Wednesday, March 31, 2010

Green Billows

In Mary Robinson's The Haunted Beach, "green billows" are mentioned in eight of the nine stanzas of the poem. But what are these green billows and what can the reader learn from them?

The Oxford English Dictionary defines a billow in a number of ways including, "a great swelling of the sea often caused by wind." The picture to the left is likely the image the author is trying to convey in her text.

These green billows are described in four different ways, where the green billows:

1) made
2) stray'd
3) play'd
4) play

I want to focus on the fact that the first three words are in past tense, referring to events/actions of the past, whereas the fourth word is in the present tense. These words alone give us a skeletal map of the time-series of the poem. While the majority of this piece of poetry dwells on past events and occurrences, the last paragraphs switch to present tense.
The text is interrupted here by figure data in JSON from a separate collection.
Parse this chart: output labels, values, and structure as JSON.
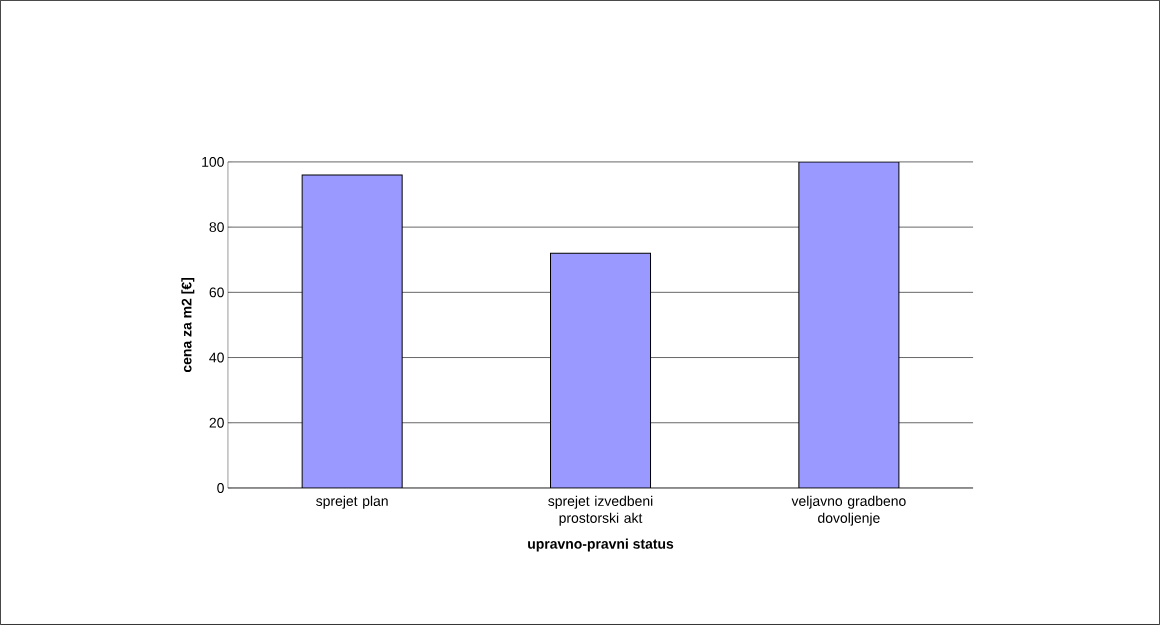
{
  "chart_data": {
    "type": "bar",
    "xlabel": "upravno-pravni status",
    "ylabel": "cena za m2 [€]",
    "categories": [
      "sprejet plan",
      "sprejet izvedbeni prostorski akt",
      "veljavno gradbeno dovoljenje"
    ],
    "values": [
      96,
      72,
      100
    ],
    "color": "#9999ff",
    "ylim": [
      0,
      100
    ],
    "yticks": [
      0,
      20,
      40,
      60,
      80,
      100
    ],
    "grid": "y"
  }
}
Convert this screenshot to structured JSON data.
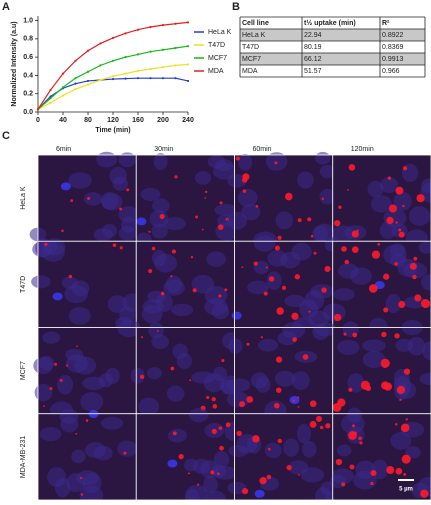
{
  "panel_labels": [
    "A",
    "B",
    "C"
  ],
  "chart_data": {
    "type": "line",
    "xlabel": "Time (min)",
    "ylabel": "Normalized Intensity (a.u)",
    "x": [
      0,
      20,
      40,
      60,
      80,
      100,
      120,
      140,
      160,
      180,
      200,
      220,
      240
    ],
    "xlim": [
      0,
      240
    ],
    "xticks": [
      0,
      40,
      80,
      120,
      160,
      200,
      240
    ],
    "ylim": [
      0,
      1.05
    ],
    "yticks": [
      {
        "value": 0,
        "label": "0.0"
      },
      0.2,
      0.4,
      0.6,
      0.8,
      {
        "value": 1,
        "label": "1.0"
      }
    ],
    "legend": "upper right",
    "series": [
      {
        "name": "HeLa K",
        "color": "#1f3fc8",
        "values": [
          0.03,
          0.17,
          0.26,
          0.31,
          0.34,
          0.35,
          0.36,
          0.365,
          0.37,
          0.37,
          0.37,
          0.37,
          0.34
        ]
      },
      {
        "name": "T47D",
        "color": "#f0e020",
        "values": [
          0.03,
          0.1,
          0.18,
          0.25,
          0.3,
          0.35,
          0.39,
          0.42,
          0.45,
          0.47,
          0.49,
          0.51,
          0.52
        ]
      },
      {
        "name": "MCF7",
        "color": "#18b818",
        "values": [
          0.03,
          0.15,
          0.27,
          0.37,
          0.44,
          0.51,
          0.56,
          0.6,
          0.63,
          0.66,
          0.68,
          0.7,
          0.72
        ]
      },
      {
        "name": "MDA",
        "color": "#e02020",
        "values": [
          0.03,
          0.24,
          0.42,
          0.56,
          0.67,
          0.75,
          0.81,
          0.86,
          0.9,
          0.93,
          0.95,
          0.965,
          0.98
        ]
      }
    ]
  },
  "table": {
    "header": [
      "Cell line",
      "t½ uptake (min)",
      "R²"
    ],
    "rows": [
      [
        "HeLa K",
        "22.94",
        "0.8922"
      ],
      [
        "T47D",
        "80.19",
        "0.8369"
      ],
      [
        "MCF7",
        "66.12",
        "0.9913"
      ],
      [
        "MDA",
        "51.57",
        "0.966"
      ]
    ]
  },
  "micrographs": {
    "columns": [
      "6min",
      "30min",
      "60min",
      "120min"
    ],
    "rows": [
      "HeLa K",
      "T47D",
      "MCF7",
      "MDA-MB-231"
    ],
    "scale_bar": "5 µm"
  }
}
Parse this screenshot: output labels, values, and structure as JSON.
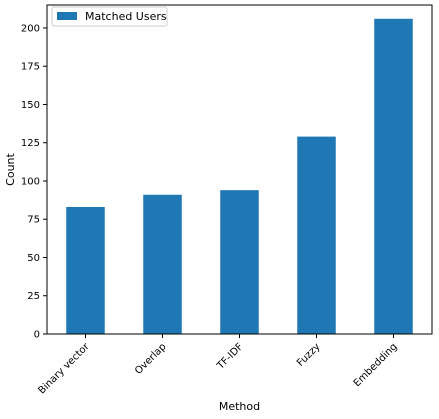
{
  "chart_data": {
    "type": "bar",
    "categories": [
      "Binary vector",
      "Overlap",
      "TF-IDF",
      "Fuzzy",
      "Embedding"
    ],
    "series": [
      {
        "name": "Matched Users",
        "values": [
          83,
          91,
          94,
          129,
          206
        ]
      }
    ],
    "xlabel": "Method",
    "ylabel": "Count",
    "ylim": [
      0,
      215
    ],
    "yticks": [
      0,
      25,
      50,
      75,
      100,
      125,
      150,
      175,
      200
    ],
    "xtick_rotation": 45,
    "grid": false,
    "legend_location": "upper-left",
    "colors": {
      "bar": "#1f77b4",
      "axis": "#000000",
      "legend_border": "#cccccc"
    }
  }
}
Upon first reading, at least for me, I did not so much pick up on this transition in reference of time. So, broadly speaking, these green billows can be said to represent time in the poem; although things occur in the past, they also occur in the present, which itself become the past. The green billows are a never-ending natural clock.

1 comment:

  1. This is an important observation! I wish you'd gone one step further to say what this does to our understanding of the speaker's position on events, for example, or on the persistence of guilt, etc.